In mathematics, a set is said to be closed under some operation if performance of that operation on members of the set always produces a unique member of the set. For example, the real numbers are closed under subtraction, but the natural numbers are not: 3 and 8 are both natural numbers, but the result of 3 − 8 is not.

Answer 4

i understand this too simple, yet i need few examples to comprehend.

Answer 5

It's just what Barkante and I said, the closure property involves a set of numbers (or even arbitrary elements) and an operator. The set and operator (typical operators are subtraction, addition, multiplication, etc, but you can make up any operator you want), satisfy closure if you can take all the elements of the set and apply the operator and get an element of the set as a result. As an example, if the operator if the square root function and the set if all real numbers then closure is not satisfied because if you take the square root of a negative real number you get a imaginary number, which isn't in the set of real numbers. So the set of real numbers with the square root function as the operator does not satisfy closure.

Answer 6

Vectors are a good example. They are closed under the cross product operation because when you cross two vectors the result is a vector. However when you take the dot product, the result is a scalar value (its just a number, not a vector). So not closed under dot product.

Answer 7

Thanks xavier and Jprahman, How do i determine whether the following set forms a subspace of R2? {(x1, x2)T | x1 + x2 = 0}
The properties are, meaning all I need to prove is that:
1. 0 in v
2. X in v
3. x + y in v

Answer 8

While it's not a proof I can say that in order for x1+x2 = 0 to be true then we know that x1 and x2 must be additive inverses, beyond that I don't know a lot in the way of advanced linear algebra and the definitions of space and dimensionality.

Answer 9

all i need to do in here is prove those 3 properties, such as:
1. 0 vector in v
2. x vector in v and then
3. x=y vector in v

Answer 10

I looked some of it up. I'm confused as to what the T is. The last one seems to go like: let u=(x1, -x1) and v=(x2,-x2) be elements in v. Then u+v=(x1+x2,-x1-x2) and since (x1+x2)+(-x1-x2)=0, x+y is in v.

Answer 11

One thing I have thought of is that you can visualize the subset of R2 in question as the set of all points on line with slope -1 running through the origin. Maybe that will lead to a insight?

Answer 12

Perhaps to prove 0 in v you could say that x1=0,x2=0, x1+x2=0, therefore the 0 vector (0,0) is in v.

Answer 13

Ah i see. I'm still unsure about the T, though. Another axiom states that it needs to work when multiplied by a constant. That might be the second condition with the capital X. Let u=(x1,x2) be in v then u=(x1,-x1) Also, cu=(cx1,-cx1) and since cx1-cx1=0, cu is in v.

Answer 14

Yeah, I don't understand the purpose of the T either, huntershoaib may have to explain that further.
http://en.wikipedia.org/wiki/Euclidean_subspace actually describes in greater detail what properties a Euclidean subspace must satisfy.
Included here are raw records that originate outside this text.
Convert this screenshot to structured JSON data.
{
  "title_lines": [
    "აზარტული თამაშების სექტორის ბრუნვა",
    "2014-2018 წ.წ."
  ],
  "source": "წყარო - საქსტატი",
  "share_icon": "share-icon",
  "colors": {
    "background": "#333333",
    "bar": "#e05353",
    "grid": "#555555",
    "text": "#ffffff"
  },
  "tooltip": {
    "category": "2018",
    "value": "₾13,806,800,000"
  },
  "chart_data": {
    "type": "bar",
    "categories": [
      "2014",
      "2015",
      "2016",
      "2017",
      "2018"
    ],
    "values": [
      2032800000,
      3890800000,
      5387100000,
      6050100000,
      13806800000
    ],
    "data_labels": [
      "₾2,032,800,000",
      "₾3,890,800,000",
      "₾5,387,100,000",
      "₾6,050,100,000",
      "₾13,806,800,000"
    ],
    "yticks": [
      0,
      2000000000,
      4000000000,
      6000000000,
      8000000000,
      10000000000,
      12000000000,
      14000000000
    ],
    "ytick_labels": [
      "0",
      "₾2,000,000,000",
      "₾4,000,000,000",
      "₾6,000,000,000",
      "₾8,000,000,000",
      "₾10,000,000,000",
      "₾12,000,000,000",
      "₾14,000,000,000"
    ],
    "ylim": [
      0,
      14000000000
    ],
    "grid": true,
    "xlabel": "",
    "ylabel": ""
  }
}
What about: Let u=(x1, x2), x1+x2=0 (definition of the set), cu=(cx1, cx2), cx1 + cx2 = ? -> c(x1 + x2) = ? -> c(0) = 0 -> cx1 + cx2 = 0, thus for all values of scalar c and vector u in v we find that cu is a member of v.

Answer 15

I'll have to read about that tomorrow (2am). I did something similar but I don't know too much about the subject to know if its allowed. Since the set is defined by x1+x2=0 i let x2=-x1 and worked with that. So cx1 + cx2 = cx1-cx1=0. Your method seems a more polished somehow >_>. Anyways, seems like an interesting topic.